Demoliner fala em prazo para conquistar sonhos no tênis e exalta nova geração

Fernanda Lucki Zalcman* - São Paulo,SP

26-02-2019 08:00:28

Há 13 anos, Marcelo Demoliner vem sendo um dos principais nomes do tênis brasileiro nas duplas. E nesta terça-feira, o gaúcho de 28 anos entra em quadra mais uma vez para representar seu país e com o gostinho especial de ser em casa, no Brasil Open.

Antes da estreia no seu sexto torneio da temporada 2019, o tenista conversou com a Gazeta Esportiva e, com muito bom humor, falou sobre o seu futuro e também sobre o futuro do tênis brasileiro.

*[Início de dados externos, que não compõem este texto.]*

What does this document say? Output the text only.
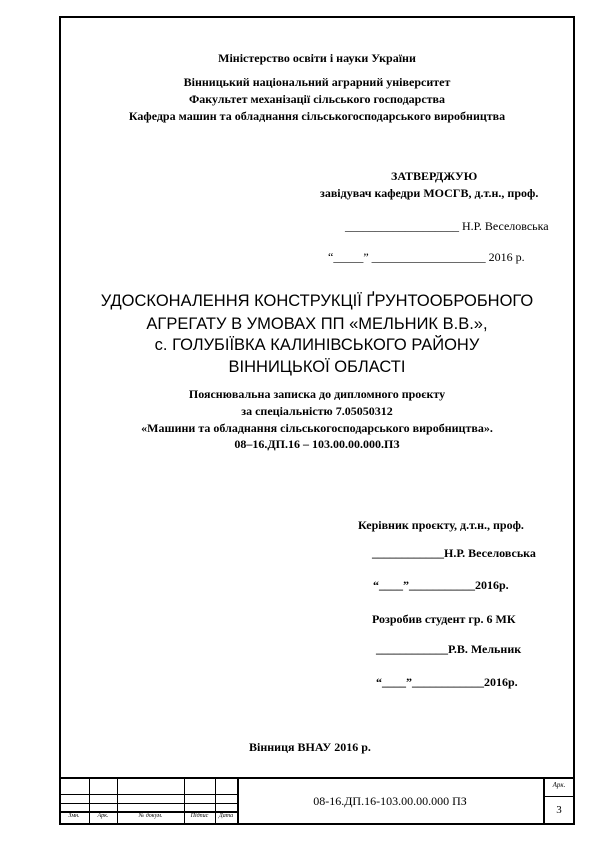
Міністерство освіти і науки України
Вінницький національний аграрний університет
Факультет механізації сільського господарства
Кафедра машин та обладнання сільськогосподарського виробництва
ЗАТВЕРДЖУЮ
завідувач кафедри МОСГВ, д.т.н., проф.
___________________ Н.Р. Веселовська
“_____” ___________________ 2016 р.
УДОСКОНАЛЕННЯ КОНСТРУКЦІЇ ҐРУНТООБРОБНОГО
АГРЕГАТУ В УМОВАХ ПП «МЕЛЬНИК В.В.»,
с. ГОЛУБІЇВКА КАЛИНІВСЬКОГО РАЙОНУ
ВІННИЦЬКОЇ ОБЛАСТІ
Пояснювальна записка до дипломного проєкту
за спеціальністю 7.05050312
«Машини та обладнання сільськогосподарського виробництва».
08–16.ДП.16 – 103.00.00.000.ПЗ
Керівник проєкту, д.т.н., проф.
____________Н.Р. Веселовська
“____”___________2016р.
Розробив студент гр. 6 МК
____________Р.В. Мельник
“____”____________2016р.
Вінниця ВНАУ 2016 р.
Змн.	Арк.	№ докум.	Підпис	Дата
08-16.ДП.16-103.00.00.000 ПЗ
Арк.
3
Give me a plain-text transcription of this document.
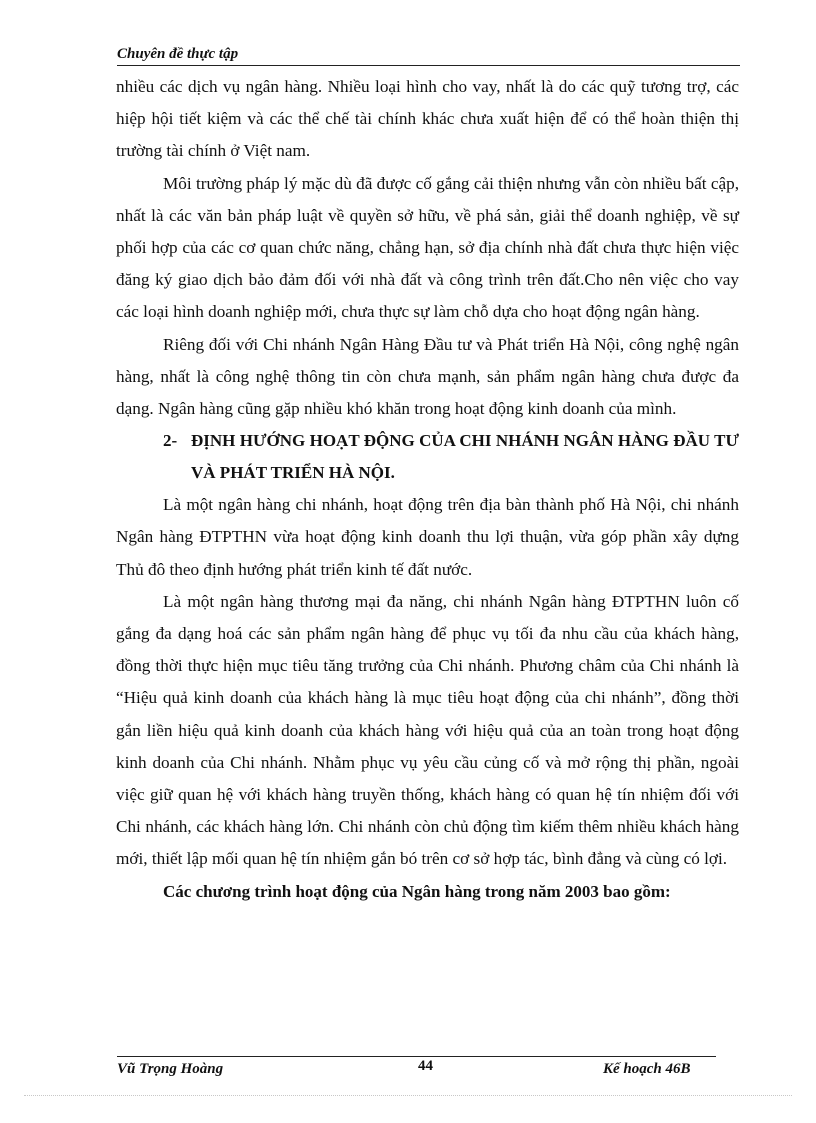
Chuyên đề thực tập

nhiều các dịch vụ ngân hàng. Nhiều loại hình cho vay, nhất là do các quỹ tương trợ, các hiệp hội tiết kiệm và các thể chế tài chính khác chưa xuất hiện để có thể hoàn thiện thị trường tài chính ở Việt nam.

Môi trường pháp lý mặc dù đã được cố gắng cải thiện nhưng vẫn còn nhiều bất cập, nhất là các văn bản pháp luật về quyền sở hữu, về phá sản, giải thể doanh nghiệp, về sự phối hợp của các cơ quan chức năng, chẳng hạn, sở địa chính nhà đất chưa thực hiện việc đăng ký giao dịch bảo đảm đối với nhà đất và công trình trên đất.Cho nên việc cho vay các loại hình doanh nghiệp mới, chưa thực sự làm chỗ dựa cho hoạt động ngân hàng.

Riêng đối với Chi nhánh Ngân Hàng Đầu tư và Phát triển Hà Nội, công nghệ ngân hàng, nhất là công nghệ thông tin còn chưa mạnh, sản phẩm ngân hàng chưa được đa dạng. Ngân hàng cũng gặp nhiều khó khăn trong hoạt động kinh doanh của mình.

2- ĐỊNH HƯỚNG HOẠT ĐỘNG CỦA CHI NHÁNH NGÂN HÀNG ĐẦU TƯ VÀ PHÁT TRIỂN HÀ NỘI.

Là một ngân hàng chi nhánh, hoạt động trên địa bàn thành phố Hà Nội, chi nhánh Ngân hàng ĐTPTHN vừa hoạt động kinh doanh thu lợi thuận, vừa góp phần xây dựng Thủ đô theo định hướng phát triển kinh tế đất nước.

Là một ngân hàng thương mại đa năng, chi nhánh Ngân hàng ĐTPTHN luôn cố gắng đa dạng hoá các sản phẩm ngân hàng để phục vụ tối đa nhu cầu của khách hàng, đồng thời thực hiện mục tiêu tăng trưởng của Chi nhánh. Phương châm của Chi nhánh là “Hiệu quả kinh doanh của khách hàng là mục tiêu hoạt động của chi nhánh”, đồng thời gắn liền hiệu quả kinh doanh của khách hàng với hiệu quả của an toàn trong hoạt động kinh doanh của Chi nhánh. Nhằm phục vụ yêu cầu củng cố và mở rộng thị phần, ngoài việc giữ quan hệ với khách hàng truyền thống, khách hàng có quan hệ tín nhiệm đối với Chi nhánh, các khách hàng lớn. Chi nhánh còn chủ động tìm kiếm thêm nhiều khách hàng mới, thiết lập mối quan hệ tín nhiệm gắn bó trên cơ sở hợp tác, bình đẳng và cùng có lợi.

Các chương trình hoạt động của Ngân hàng trong năm 2003 bao gồm:
Vũ Trọng Hoàng	44	Kế hoạch 46B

O gaúcho garantiu estar bem fisicamente e comentou sobre seus sonhos na modalidade e na vida pessoal e o prazo para conquistá-los. “É até estranho isso (estar 100%). Vamos bater na madeira né?! Está tudo certo, maravilhoso! Vamos falar baixo”, brincou.

“Mais uns cinco anos. Sonho em ser top 10 e se em cinco anos eu não estiver lá, eu vou partir para o meu sonho dois, que é constituir minha família, meus filhos... Eu já me formei em marketing e vou buscar alguma outra coisa se não der certo onde eu quero chegar. Obviamente acredito que eu continue no tênis, mas ainda é muito cedo para falar. Estou focado no agora”, concluiu.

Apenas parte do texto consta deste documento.